The guys were just cleaning up their trash when Reese’s disposable rang. He picked it up and checked the screen.
“It’s Tabby.” He put the phone on speaker and Chase and Bran clustered around the table beside them.
“I got a partial location,” Tabby said. “No calls after the one to Eddie’s phone this morning but I was able to ping the tower closest to that call. It’s in the middle of nowhere, only limited cell service. There’s nothing around, no town, not even a gas station.”
“That’s probably why we couldn’t reach him earlier,” Reese said.
“He’s somewhere with no cell service,” Kenzie added.
“Or maybe Webb got antsy,” Bran said. “Destroyed the phone so he couldn’t be tracked.”
“It’s a possibility,” Tabby agreed. “But he could also be out there somewhere. It’s thousands of acres. Without service, there’s just no way to track him.”
“Send me the cell tower coordinates,” Reese said.
“Will do. The tower’s located southeast of Shreveport in an area called Loggy Bayou. You can find it on Google Maps. That’s all I’ve got.”
“Loggy Bayou. Thanks, Tab.”
“I’ll keep an eye on Webb’s phone. Let you know if his location changes. Good luck.” Tabby ended the call.
Kenzie’s heart was pumping with hope. There was a chance they’d found some connection that would lead them to Griff.
Reese’s intense blue eyes locked on her face. “You get anything from Rick Holloway yet?”
“Let me check.” Kenzie hurriedly checked her email, found an incoming message from Rick that included an attachment. “I’ve got something.”
“Now that we know the location of the tower,” Bran said. “Maybe Holloway’s intel can pinpoint a parcel DeMarco owns in the area.”
She clicked the attachment and Reese walked around to look over her shoulder. “Rick sent a list of properties the tax rolls show in DeMarco’s name. He’s working on the corporate info. He’s says it’ll take a while.”
“Tell him to keep at it,” Reese said. “Top priority. And we need tax assessor’s maps to locate the parcels he’s already found.”
“Hold on, I think that’s here.” Kenzie opened a second attachment, which included county maps of property in Louisiana that matched the parcels owned personally in Sawyer DeMarco’s name.
“Anything in Loggy Bayou?” Reese asked.
“Let’s see where it is.” She went to Google Maps, typed in the location, and the area popped right up. Amazing what satellite imagery could do. “There’s a lot of land out there.

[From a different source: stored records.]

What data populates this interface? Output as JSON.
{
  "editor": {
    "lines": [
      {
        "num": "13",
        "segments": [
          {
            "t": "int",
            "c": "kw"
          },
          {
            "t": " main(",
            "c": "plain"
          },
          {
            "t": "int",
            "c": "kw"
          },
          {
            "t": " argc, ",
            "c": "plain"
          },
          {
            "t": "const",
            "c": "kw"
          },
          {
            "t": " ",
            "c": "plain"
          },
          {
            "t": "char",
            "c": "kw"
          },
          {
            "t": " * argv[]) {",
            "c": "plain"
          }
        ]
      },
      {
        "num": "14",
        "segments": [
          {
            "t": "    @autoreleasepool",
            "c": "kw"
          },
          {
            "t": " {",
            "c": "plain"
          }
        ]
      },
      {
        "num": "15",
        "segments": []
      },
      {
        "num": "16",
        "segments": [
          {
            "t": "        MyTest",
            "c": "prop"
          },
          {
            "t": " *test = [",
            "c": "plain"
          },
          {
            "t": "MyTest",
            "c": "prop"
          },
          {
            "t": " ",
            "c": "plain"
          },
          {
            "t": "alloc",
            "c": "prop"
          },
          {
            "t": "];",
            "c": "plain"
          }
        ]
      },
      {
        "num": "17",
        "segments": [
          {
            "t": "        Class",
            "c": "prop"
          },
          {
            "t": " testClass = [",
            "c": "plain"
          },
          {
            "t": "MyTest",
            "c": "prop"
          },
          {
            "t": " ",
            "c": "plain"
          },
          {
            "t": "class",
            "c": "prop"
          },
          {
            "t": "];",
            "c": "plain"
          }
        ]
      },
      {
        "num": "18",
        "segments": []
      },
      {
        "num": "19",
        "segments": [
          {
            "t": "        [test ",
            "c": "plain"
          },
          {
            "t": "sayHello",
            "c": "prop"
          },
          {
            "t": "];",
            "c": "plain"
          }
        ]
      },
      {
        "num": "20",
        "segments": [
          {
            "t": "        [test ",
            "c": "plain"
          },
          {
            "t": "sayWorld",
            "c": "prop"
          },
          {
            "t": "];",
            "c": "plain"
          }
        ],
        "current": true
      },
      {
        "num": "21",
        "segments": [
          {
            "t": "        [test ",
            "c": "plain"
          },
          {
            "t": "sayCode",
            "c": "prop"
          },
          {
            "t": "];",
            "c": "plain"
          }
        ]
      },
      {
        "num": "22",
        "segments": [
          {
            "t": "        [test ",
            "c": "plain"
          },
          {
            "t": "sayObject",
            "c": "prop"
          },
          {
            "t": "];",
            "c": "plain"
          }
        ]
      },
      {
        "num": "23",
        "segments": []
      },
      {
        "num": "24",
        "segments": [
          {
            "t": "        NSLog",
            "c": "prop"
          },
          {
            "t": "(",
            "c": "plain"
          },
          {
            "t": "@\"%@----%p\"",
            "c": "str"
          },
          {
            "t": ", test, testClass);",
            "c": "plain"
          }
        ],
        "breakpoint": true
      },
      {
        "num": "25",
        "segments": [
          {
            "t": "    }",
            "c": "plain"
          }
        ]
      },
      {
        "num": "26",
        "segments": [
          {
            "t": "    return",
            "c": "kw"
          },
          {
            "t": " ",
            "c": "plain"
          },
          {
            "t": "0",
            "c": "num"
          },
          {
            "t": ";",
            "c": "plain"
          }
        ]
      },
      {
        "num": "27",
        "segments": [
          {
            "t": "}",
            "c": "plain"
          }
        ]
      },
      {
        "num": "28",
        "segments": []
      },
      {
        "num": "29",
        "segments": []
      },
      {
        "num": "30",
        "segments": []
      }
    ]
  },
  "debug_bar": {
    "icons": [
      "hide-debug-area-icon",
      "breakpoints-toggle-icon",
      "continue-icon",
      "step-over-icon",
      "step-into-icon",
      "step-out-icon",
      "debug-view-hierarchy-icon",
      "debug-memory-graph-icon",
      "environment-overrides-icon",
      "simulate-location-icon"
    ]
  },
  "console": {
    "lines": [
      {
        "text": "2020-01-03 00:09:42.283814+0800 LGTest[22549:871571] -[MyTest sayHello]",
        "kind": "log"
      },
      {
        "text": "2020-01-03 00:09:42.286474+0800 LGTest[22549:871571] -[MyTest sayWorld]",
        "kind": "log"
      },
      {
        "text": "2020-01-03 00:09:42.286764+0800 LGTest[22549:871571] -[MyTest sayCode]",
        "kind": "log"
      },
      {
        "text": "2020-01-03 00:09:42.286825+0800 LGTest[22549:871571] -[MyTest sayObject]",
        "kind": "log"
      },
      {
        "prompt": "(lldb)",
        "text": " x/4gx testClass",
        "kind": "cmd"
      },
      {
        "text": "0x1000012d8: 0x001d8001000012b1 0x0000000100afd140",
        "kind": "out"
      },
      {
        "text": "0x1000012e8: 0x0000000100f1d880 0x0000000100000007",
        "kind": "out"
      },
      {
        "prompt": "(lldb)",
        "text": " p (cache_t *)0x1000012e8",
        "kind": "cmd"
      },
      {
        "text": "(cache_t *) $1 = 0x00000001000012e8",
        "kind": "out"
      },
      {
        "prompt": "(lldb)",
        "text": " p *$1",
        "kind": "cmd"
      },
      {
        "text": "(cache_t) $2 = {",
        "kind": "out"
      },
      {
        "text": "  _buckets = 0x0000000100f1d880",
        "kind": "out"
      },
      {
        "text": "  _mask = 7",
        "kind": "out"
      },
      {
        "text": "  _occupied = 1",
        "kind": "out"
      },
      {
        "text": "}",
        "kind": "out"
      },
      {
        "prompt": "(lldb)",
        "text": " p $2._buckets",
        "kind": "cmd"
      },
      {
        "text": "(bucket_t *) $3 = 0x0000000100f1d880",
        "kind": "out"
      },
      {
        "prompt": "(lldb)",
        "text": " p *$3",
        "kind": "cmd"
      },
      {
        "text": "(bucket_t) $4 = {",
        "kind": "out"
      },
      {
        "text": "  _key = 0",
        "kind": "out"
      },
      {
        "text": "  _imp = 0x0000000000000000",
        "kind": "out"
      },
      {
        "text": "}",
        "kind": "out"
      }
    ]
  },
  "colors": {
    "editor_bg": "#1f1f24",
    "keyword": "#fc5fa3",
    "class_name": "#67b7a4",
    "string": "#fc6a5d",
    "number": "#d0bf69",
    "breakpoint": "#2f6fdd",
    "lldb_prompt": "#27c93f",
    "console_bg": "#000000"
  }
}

Tabby was right. It’s thousands of acres.”
She checked the property maps for anything DeMarco owned southeast of the city near the cell tower, and her hope deflated. “I don’t see anything he owns in that direction, nothing in Loggy Bayou.”
“Get back to Rick. Tell him to focus specifically in that area. Maybe DeMarco owns something in a corporate name.”
She nodded, sent Rick an email, which he answered right away.
I’m on it, his message read.
“What do we do now?” she asked.
Bran grunted. “My least favorite thing.”
“We sit back and wait,” Chase finished for him.
“Unless Hawk calls and needs help with Jeremy Bolt,” Bran said hopefully.
Reese stared at his younger brother and just shook his head.